Итак, героиня одной из подобных поэм превозносит достоинства своего друга-клирика. Разумеется, в песнях голиардов предпочтение тоже отдавалось клирику. В них говорилось примерно следующее: «Из-за своей учености, как и из-за своих нравов именно клирик – самый способный в любви». Так порешил совет бога Любви, созванный для того, чтобы наконец разрешить нескончаемый спор, главный вопрос которого так и оставался открытым.

Ну так вот, если когда-либо и существовал на свете очаровательный, способный обольстить любую женщину, одаренный всеми возможными превосходными качествами и ума и тела клирик, то это, конечно, был Пьер Абеляр.

Глава II.СТРАСТЬ И РАЗУМ

О, Боже! Кто может год или два пылать любовью, себя не раскрывая? Ибо любовь не в силах таиться

Беруль Тристан

«Жила тогда в том же самом городе Париже некая юная девица по имени Элоиза».

Так могла бы начинаться какая-нибудь сказка: жила-была… Но нет, это не сказка, а история, происшедшая в жизни, история пережитая, и пережитая с таким напряжением, с проявлением такой великой душевной силы, что на протяжении многих веков она хранит в неприкосновенности свою власть порождать в людях волнение и сочувствие.

Эта юная девица по имени Элоиза, проходя по улицам, заставляла оборачиваться ей вслед. О ней говорили, и говорили не только в Париже. Ее репутация ученой девицы была такова, что весть о ней распространилась очень быстро по школам и монастырям, вообще в той среде, что именовалась «миром людей образованных». «Я прослышал о том, что некая женщина, еще скованная узкими рамками нашего времени, посвящала себя изучению грамоты, обретению учености и, что особенно было редкостью, постижению мудрости; я слышал также, что все удовольствия мира, все его легкомысленные пустяки и все его соблазны не могли отвлечь ее от мысли об учебе».

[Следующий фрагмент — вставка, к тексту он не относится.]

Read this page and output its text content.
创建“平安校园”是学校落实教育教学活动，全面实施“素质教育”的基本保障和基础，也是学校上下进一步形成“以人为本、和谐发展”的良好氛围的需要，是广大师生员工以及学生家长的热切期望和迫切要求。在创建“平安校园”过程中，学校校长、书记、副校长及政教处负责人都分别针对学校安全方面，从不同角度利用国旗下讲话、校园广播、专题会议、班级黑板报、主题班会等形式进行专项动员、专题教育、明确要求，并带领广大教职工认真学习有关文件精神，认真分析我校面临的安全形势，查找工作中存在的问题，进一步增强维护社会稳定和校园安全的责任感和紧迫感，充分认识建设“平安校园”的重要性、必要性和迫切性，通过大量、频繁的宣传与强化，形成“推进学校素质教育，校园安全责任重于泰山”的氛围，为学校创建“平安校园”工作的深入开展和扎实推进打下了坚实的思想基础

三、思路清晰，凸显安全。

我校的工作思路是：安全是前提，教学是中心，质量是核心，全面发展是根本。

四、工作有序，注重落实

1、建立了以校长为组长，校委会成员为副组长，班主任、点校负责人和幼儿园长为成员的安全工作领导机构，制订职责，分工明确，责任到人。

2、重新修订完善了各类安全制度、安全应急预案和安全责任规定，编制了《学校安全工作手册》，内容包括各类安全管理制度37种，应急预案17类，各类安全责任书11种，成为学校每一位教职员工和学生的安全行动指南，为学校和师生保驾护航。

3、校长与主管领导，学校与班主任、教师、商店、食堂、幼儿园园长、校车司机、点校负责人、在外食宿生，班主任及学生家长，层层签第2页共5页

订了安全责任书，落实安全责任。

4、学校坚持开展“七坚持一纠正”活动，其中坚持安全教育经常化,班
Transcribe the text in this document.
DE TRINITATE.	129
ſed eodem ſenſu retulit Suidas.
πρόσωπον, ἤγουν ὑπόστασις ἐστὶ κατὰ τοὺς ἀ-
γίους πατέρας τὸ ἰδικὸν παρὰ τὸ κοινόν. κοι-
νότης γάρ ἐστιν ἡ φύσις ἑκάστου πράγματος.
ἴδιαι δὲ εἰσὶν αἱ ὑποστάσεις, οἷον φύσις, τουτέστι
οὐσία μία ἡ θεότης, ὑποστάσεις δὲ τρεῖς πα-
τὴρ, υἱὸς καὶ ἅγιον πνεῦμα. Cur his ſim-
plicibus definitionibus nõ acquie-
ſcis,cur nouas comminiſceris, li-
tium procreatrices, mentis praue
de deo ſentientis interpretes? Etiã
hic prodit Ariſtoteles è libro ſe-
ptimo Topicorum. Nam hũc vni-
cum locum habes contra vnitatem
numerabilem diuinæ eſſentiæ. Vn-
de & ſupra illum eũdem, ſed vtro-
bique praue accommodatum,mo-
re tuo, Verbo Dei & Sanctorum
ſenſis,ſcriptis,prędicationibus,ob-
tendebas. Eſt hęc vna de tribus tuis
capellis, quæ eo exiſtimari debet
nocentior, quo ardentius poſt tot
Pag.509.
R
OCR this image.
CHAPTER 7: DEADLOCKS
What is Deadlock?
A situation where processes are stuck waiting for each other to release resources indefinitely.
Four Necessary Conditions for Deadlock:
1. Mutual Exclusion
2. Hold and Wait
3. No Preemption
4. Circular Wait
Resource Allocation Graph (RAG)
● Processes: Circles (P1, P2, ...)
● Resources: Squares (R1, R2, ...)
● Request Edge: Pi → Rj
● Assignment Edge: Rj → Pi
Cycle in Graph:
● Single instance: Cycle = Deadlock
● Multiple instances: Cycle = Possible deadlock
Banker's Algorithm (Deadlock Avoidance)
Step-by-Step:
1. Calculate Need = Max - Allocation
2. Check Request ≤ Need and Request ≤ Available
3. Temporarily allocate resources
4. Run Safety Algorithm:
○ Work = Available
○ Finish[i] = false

Человек, написавший эти слова, был в ту пору еще совсем молодым монахом, правда, из числа активнейших интеллектуалов своего времени, потому что в возрасте двадцати трех – двадцати четырех лет от роду он уже руководил монастырскими школами в Везеле, в тени и прохладе, под сводами совсем недавно возведенной монастырской церкви. Находясь на вершине холма в Бургундии, Пьер де Монбуазье, в очень юном возрасте вступивший в Клюнийский орден (в семнадцать лет он дал обет в монастыре в Соксилланже) и еще не получивший имени Петра Достопочтенного, каковым его нарекут позднее, иногда размышлял об Элоизе, об этой незнакомой девушке, весть об уме которой и о ее тяге к учению привлекла к ней внимание современников. Ведь она в то время была совсем еще юной девушкой, почти девочкой-подростком, но, по слухам, уже занималась изучением философии, уже читала философские трактаты, хотя вроде бы и не собиралась посвящать свою жизнь какой-нибудь обители. Когда какая-нибудь монахиня всецело погружалась в науки, когда она в стремлении получить образование забывала обо всем, это было вполне естественно, когда такая монахиня сначала становилась «грамматисткой», а затем и «теологи-ней», «богословкой», как напишет позднее Гертруда Хельфтская (или Эйслебенская), это было в те времена делом обычным и не вызывало удивления. Но чтобы молодая девушка, живущая в миру, не помышляла бы ни о чем, кроме обретения познаний, находясь в возрасте, когда другие девушки все свои дни посвящали только нарядам и заботам о своей внешности, чтобы у нее не было иных помыслов, кроме как об увеличении своих знаний, чтобы она с успехом «штурмовала» те «берега философии», что «отталкивали и отвергали» столь многих мужчин, – да, здесь было чему удивляться! «Когда весь мир представляет собой самое печальное и жалкое зрелище всеобщего равнодушия к учению, когда мудрость не находит себе места, я уж не говорю о женском поле, откуда она изгнана совершенно, но даже и в умах мужчин, вы при проявлении вашего усердия и вашего восторженного воодушевления возвысились над всеми женщинами, и мало найдется мужчин, коих вы бы не превзошли». Так выразит позднее свои мысли и чувства Петр Достопочтенный, обращаясь к Элоизе с посланием, в котором он признавал, что еще в юности был поражен сопутствовавшей ей славой.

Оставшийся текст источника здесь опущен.